Vertrauliche Gespräche und private Chatgruppen
Äußerungen in einem vertraulichen Gespräch oder einer privaten Chatgruppe sind nicht ohne Weiteres mit einer öffentlichen Erklärung gleichzusetzen. Ein Arbeitnehmer kann sich aber nur dann auf Vertraulichkeit berufen, wenn er aufgrund objektiver Umstände darauf vertrauen durfte, dass die Äußerungen den Kreis der Teilnehmer nicht verlassen. Je größer und wechselnder die Gruppe und je gravierender der Inhalt, desto weniger trägt eine bloß subjektive Vertraulichkeitserwartung.
Internet, Bewertungsportale und Presse
Bei einer Veröffentlichung steigt das Risiko. Beiträge in sozialen Netzwerken behandelt die eigene Seite zu Äußerungen in sozialen Medien. Auch auf Arbeitgeber-Bewertungsportalen bleiben Werturteile grundsätzlich geschützt. Vertrauliche Informationen, personenbezogene Daten und bewusst unwahre Tatsachen dürfen jedoch nicht veröffentlicht werden.

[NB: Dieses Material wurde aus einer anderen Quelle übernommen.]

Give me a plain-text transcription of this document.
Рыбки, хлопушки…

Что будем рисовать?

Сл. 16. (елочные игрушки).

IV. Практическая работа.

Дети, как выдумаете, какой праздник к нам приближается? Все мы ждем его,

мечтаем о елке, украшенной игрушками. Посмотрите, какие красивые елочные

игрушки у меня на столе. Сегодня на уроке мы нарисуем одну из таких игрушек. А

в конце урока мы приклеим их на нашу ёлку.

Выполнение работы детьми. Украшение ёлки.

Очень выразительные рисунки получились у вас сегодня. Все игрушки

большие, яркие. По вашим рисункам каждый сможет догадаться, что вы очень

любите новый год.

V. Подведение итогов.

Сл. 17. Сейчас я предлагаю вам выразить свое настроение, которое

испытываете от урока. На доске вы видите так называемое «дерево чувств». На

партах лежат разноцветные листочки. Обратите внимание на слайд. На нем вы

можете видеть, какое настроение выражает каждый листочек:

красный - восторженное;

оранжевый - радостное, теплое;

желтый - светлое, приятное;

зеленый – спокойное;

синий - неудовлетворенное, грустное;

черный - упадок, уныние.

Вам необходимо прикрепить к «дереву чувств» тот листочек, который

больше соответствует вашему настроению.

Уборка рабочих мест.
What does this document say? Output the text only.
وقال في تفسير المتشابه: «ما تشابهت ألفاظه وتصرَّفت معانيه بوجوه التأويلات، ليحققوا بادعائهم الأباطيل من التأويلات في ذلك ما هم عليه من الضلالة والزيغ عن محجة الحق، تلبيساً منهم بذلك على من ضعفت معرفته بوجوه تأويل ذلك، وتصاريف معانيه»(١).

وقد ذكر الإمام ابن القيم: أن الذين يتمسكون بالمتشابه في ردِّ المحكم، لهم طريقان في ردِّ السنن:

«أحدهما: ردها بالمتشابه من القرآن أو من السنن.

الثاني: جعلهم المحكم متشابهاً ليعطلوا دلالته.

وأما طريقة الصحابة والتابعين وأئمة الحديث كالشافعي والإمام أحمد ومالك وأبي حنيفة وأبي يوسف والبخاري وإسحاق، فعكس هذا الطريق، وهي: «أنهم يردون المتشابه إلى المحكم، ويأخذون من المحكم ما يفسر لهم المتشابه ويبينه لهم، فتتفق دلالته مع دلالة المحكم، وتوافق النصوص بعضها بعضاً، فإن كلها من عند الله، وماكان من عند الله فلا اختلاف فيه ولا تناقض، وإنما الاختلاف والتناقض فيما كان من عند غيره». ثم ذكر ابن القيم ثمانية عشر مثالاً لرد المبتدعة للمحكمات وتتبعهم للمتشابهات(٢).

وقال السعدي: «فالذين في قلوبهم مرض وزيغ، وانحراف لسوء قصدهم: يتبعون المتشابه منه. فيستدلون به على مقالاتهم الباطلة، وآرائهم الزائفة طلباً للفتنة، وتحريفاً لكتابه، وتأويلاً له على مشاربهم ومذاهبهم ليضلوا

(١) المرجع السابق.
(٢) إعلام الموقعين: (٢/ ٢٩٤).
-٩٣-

Wer sich an die Presse wendet, muss besonders sorgfältig prüfen, ob eine öffentliche Information sachlich gerechtfertigt ist. Eine vorschnelle Veröffentlichung kann schwerer wiegen, wenn eine interne oder behördliche Klärung ohne zusätzliche Gefährdung möglich gewesen wäre. Ein starres Gebot, immer zuerst intern vorzugehen, besteht jedoch nicht für jede denkbare Fallgestaltung. Zwischen einer internen Meldung und einer Meldung an eine zuständige externe Meldestelle besteht nach dem Hinweisgeberschutzgesetz grundsätzlich ein Wahlrecht. Davon zu unterscheiden ist die Veröffentlichung von Informationen gegenüber Presse oder Öffentlichkeit: Eine solche Offenlegung ist nur unter den besonderen Voraussetzungen des § 32 HinSchG geschützt.